View from the Free Trade Inn

Architects from around the world are to compete for the chance to not ruin one of the North East’s best pub views.

The award winning Free Trade Inn, on St Lawrence Road in Byker, currently enjoys an uninterrupted panorama east along the Tyne to the Newcastle bridges and Baltic art gallery in Gateshead.

But developers are again looking to build on vacant land on the riverside below the pub, with building work on a £15m block of up to 50 apartments, a cafe and a restaurant to begin as soon as summer 2015, raising fears that the vista could be affected.

Yet the new project’s development director David Roberts says has made the designers – from internationally-renowned firms in London, Edinburgh, Paris and Berlin – aware that views across the Tyne must not be compromised.

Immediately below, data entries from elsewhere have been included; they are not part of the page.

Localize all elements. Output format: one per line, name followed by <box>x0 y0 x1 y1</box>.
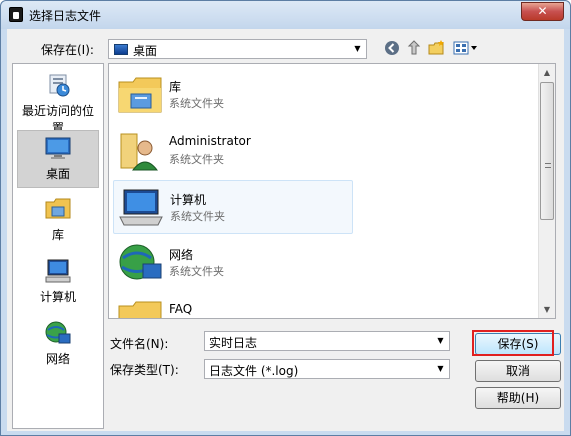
scroll-thumb[interactable] <box>540 82 554 220</box>
sidebar-item-label: 计算机 <box>39 290 76 304</box>
computer-icon <box>44 258 72 284</box>
location-combo[interactable]: 桌面 ▼ <box>108 39 367 59</box>
desktop-icon <box>114 44 128 55</box>
recent-places-icon <box>44 72 72 98</box>
list-item-network[interactable]: 网络 系统文件夹 <box>113 236 353 290</box>
location-value: 桌面 <box>133 44 158 58</box>
filename-dropdown[interactable]: ▼ <box>432 332 449 350</box>
sidebar-item-computer[interactable]: 计算机 <box>17 254 99 312</box>
libraries-icon <box>117 74 163 116</box>
scroll-up-icon[interactable]: ▲ <box>539 64 555 81</box>
filename-input[interactable]: 实时日志 ▼ <box>204 331 450 351</box>
list-item-libraries[interactable]: 库 系统文件夹 <box>113 68 353 122</box>
filetype-label: 保存类型(T): <box>110 363 179 377</box>
computer-icon <box>118 187 164 229</box>
back-icon[interactable] <box>383 40 401 58</box>
chevron-down-icon[interactable]: ▼ <box>432 332 449 350</box>
new-folder-icon[interactable] <box>428 40 446 58</box>
up-folder-icon[interactable] <box>405 40 423 58</box>
filename-value: 实时日志 <box>209 336 258 350</box>
help-button[interactable]: 帮助(H) <box>475 387 561 409</box>
file-list-scrollbar[interactable]: ▲ ▼ <box>538 64 555 318</box>
sidebar-item-desktop[interactable]: 桌面 <box>17 130 99 188</box>
network-icon <box>44 320 72 346</box>
save-dialog: 选择日志文件 ✕ 保存在(I): 桌面 ▼ 最近访问的位置 桌面 库 计算机 网… <box>0 0 571 436</box>
window-title: 选择日志文件 <box>29 9 102 23</box>
file-name: Administrator <box>169 134 251 148</box>
list-item-computer[interactable]: 计算机 系统文件夹 <box>113 180 353 234</box>
cancel-button[interactable]: 取消 <box>475 360 561 382</box>
sidebar-item-recent[interactable]: 最近访问的位置 <box>17 68 99 135</box>
app-icon <box>9 7 23 22</box>
libraries-icon <box>44 196 72 222</box>
desktop-icon <box>44 135 72 161</box>
filename-label: 文件名(N): <box>110 337 169 351</box>
list-item-faq[interactable]: FAQ <box>113 292 353 318</box>
file-name: 计算机 <box>170 193 207 207</box>
list-item-administrator[interactable]: Administrator 系统文件夹 <box>113 124 353 178</box>
close-button[interactable]: ✕ <box>521 2 564 21</box>
filetype-value: 日志文件 (*.log) <box>209 364 299 378</box>
sidebar-item-label: 桌面 <box>45 167 70 181</box>
places-bar: 最近访问的位置 桌面 库 计算机 网络 <box>12 63 104 429</box>
save-button[interactable]: 保存(S) <box>475 333 561 355</box>
network-icon <box>117 242 163 284</box>
filetype-select[interactable]: 日志文件 (*.log) ▼ <box>204 359 450 379</box>
save-in-label: 保存在(I): <box>41 43 94 57</box>
chevron-down-icon[interactable]: ▼ <box>349 40 366 58</box>
sidebar-item-label: 网络 <box>45 352 70 366</box>
file-type: 系统文件夹 <box>169 153 224 166</box>
chevron-down-icon[interactable]: ▼ <box>432 360 449 378</box>
file-type: 系统文件夹 <box>169 97 224 110</box>
file-list[interactable]: 库 系统文件夹 Administrator 系统文件夹 计算机 系统文件夹 网络… <box>108 63 556 319</box>
sidebar-item-label: 库 <box>51 228 64 242</box>
user-folder-icon <box>117 130 163 172</box>
dialog-body: 保存在(I): 桌面 ▼ 最近访问的位置 桌面 库 计算机 网络 库 系统文件夹… <box>7 29 564 431</box>
file-name: FAQ <box>169 302 193 316</box>
view-menu-icon[interactable] <box>452 40 480 58</box>
file-type: 系统文件夹 <box>169 265 224 278</box>
file-type: 系统文件夹 <box>170 210 225 223</box>
file-name: 库 <box>169 80 182 94</box>
sidebar-item-network[interactable]: 网络 <box>17 316 99 374</box>
sidebar-item-libraries[interactable]: 库 <box>17 192 99 250</box>
folder-icon <box>117 298 163 318</box>
scroll-down-icon[interactable]: ▼ <box>539 301 555 318</box>
title-bar[interactable]: 选择日志文件 ✕ <box>1 1 570 29</box>
file-name: 网络 <box>169 248 194 262</box>
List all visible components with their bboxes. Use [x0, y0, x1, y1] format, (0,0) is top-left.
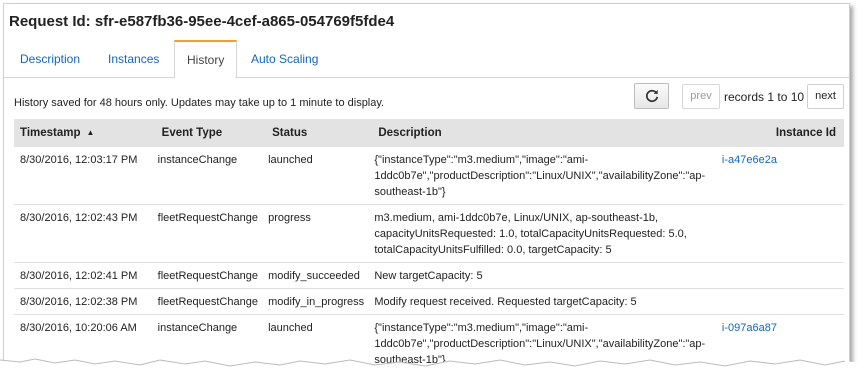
request-history-panel: Request Id: sfr-e587fb36-95ee-4cef-a865-…: [3, 3, 850, 375]
table-header-row: Timestamp ▲ Event Type Status Description…: [14, 119, 844, 147]
tab-instances[interactable]: Instances: [108, 40, 159, 78]
cell-event-type: fleetRequestChange: [153, 262, 265, 289]
cell-description: New targetCapacity: 5: [370, 262, 718, 289]
header-instance-id[interactable]: Instance Id: [717, 119, 844, 147]
table-row: 8/30/2016, 12:02:43 PM fleetRequestChang…: [14, 204, 844, 263]
header-timestamp[interactable]: Timestamp ▲: [14, 119, 154, 147]
cell-description: {"instanceType":"m3.medium","image":"ami…: [370, 147, 718, 205]
next-button[interactable]: next: [807, 84, 844, 109]
cell-event-type: fleetRequestChange: [153, 288, 265, 315]
cell-timestamp: 8/30/2016, 12:02:38 PM: [14, 288, 154, 315]
cell-description: m3.medium, ami-1ddc0b7e, Linux/UNIX, ap-…: [370, 204, 718, 263]
prev-button[interactable]: prev: [682, 84, 720, 109]
header-description[interactable]: Description: [370, 119, 718, 147]
records-range: records 1 to 10: [724, 90, 805, 104]
header-event-type[interactable]: Event Type: [153, 119, 265, 147]
history-info-text: History saved for 48 hours only. Updates…: [14, 97, 385, 109]
cell-instance-id: [717, 288, 844, 315]
torn-edge: [0, 358, 860, 378]
cell-timestamp: 8/30/2016, 12:02:43 PM: [14, 204, 154, 263]
tab-auto-scaling[interactable]: Auto Scaling: [251, 40, 318, 78]
cell-event-type: instanceChange: [153, 147, 265, 205]
tab-bar: Description Instances History Auto Scali…: [4, 40, 849, 79]
table-row: 8/30/2016, 12:02:41 PM fleetRequestChang…: [14, 262, 844, 289]
instance-link[interactable]: i-097a6a87: [722, 322, 777, 334]
header-status[interactable]: Status: [264, 119, 371, 147]
table-row: 8/30/2016, 12:03:17 PM instanceChange la…: [14, 147, 844, 205]
table-row: 8/30/2016, 12:02:38 PM fleetRequestChang…: [14, 288, 844, 315]
tab-history[interactable]: History: [174, 40, 238, 79]
cell-status: progress: [264, 204, 371, 263]
refresh-button[interactable]: [634, 83, 669, 109]
cell-timestamp: 8/30/2016, 12:02:41 PM: [14, 262, 154, 289]
cell-instance-id: [717, 262, 844, 289]
tab-description[interactable]: Description: [20, 40, 80, 78]
cell-instance-id: i-a47e6e2a: [717, 147, 844, 205]
cell-timestamp: 8/30/2016, 12:03:17 PM: [14, 147, 154, 205]
cell-instance-id: [717, 204, 844, 263]
page-title: Request Id: sfr-e587fb36-95ee-4cef-a865-…: [9, 13, 395, 30]
cell-status: launched: [264, 147, 371, 205]
cell-status: modify_succeeded: [264, 262, 371, 289]
cell-status: modify_in_progress: [264, 288, 371, 315]
cell-event-type: fleetRequestChange: [153, 204, 265, 263]
refresh-icon: [645, 89, 658, 103]
instance-link[interactable]: i-a47e6e2a: [722, 154, 777, 166]
cell-description: Modify request received. Requested targe…: [370, 288, 718, 315]
sort-ascending-icon: ▲: [86, 128, 95, 137]
history-table: Timestamp ▲ Event Type Status Description…: [14, 119, 844, 373]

“This is why the architectural design competition is so important,” Mr Roberts told The Journal newspaper. “It’s about how architects can come up with a creative solution to historic unhappiness with previous proposals.

“People still need to be able to see key sites from various vantage points.

“As the gateway to Ouseburn, Malmo Quay will be a high-profile development and we are looking for imaginative ideas that combine the character of the Quayside with the creativity of the Ouseburn Valley.

“We have invited nine world class architectural firms to submit their designs, based on a combination of our previous experience, new firms we had researched and recommendations from people we respect.”

In 2008 plans by Taylor Wimpey for a 13 storey block, including offices and 80 flats, were turned down by Newcastle City Council amid widespread opposition from local people and customers of the Free Trade.

However the plans were given the go-ahead by a Government inspector following an appeal and a public inquiry – which in turn led more than 1,300 people to sign protest petitions claiming the scheme would lead to loss of views and to traffic and parking problems.

Ultimately the developer abandoned its plans and the land is currently owned by the city council, which has welcomed the latest proposals for and eight storey block, which would also provide a new home to the nearby Cycle Hub.

Council leader Nick Forbes said: “I am looking forward to seeing some exciting proposals from these world class architects.”

Northern Architecture’s managing director Lowri Bond will help organise the contest and sit on the selection panel alongside David Roberts, Paul Snedker of The Cycle Hub, architect and building conservation specialist Cyril Winskell and a representative from the North East Design Review Service.

The judges say they are looking for designs which “complement the urban village ethos and character of the Lower Ouseburn Valley.”

All entries for the competition will go on show during the Ouseburn Festival on July 5 and 6. The local community will then be consulted as plans for the scheme are prepared for submission to planners in November.

A spokesman for the Free Trade Inn was contacted for this article but declined to comment at this time.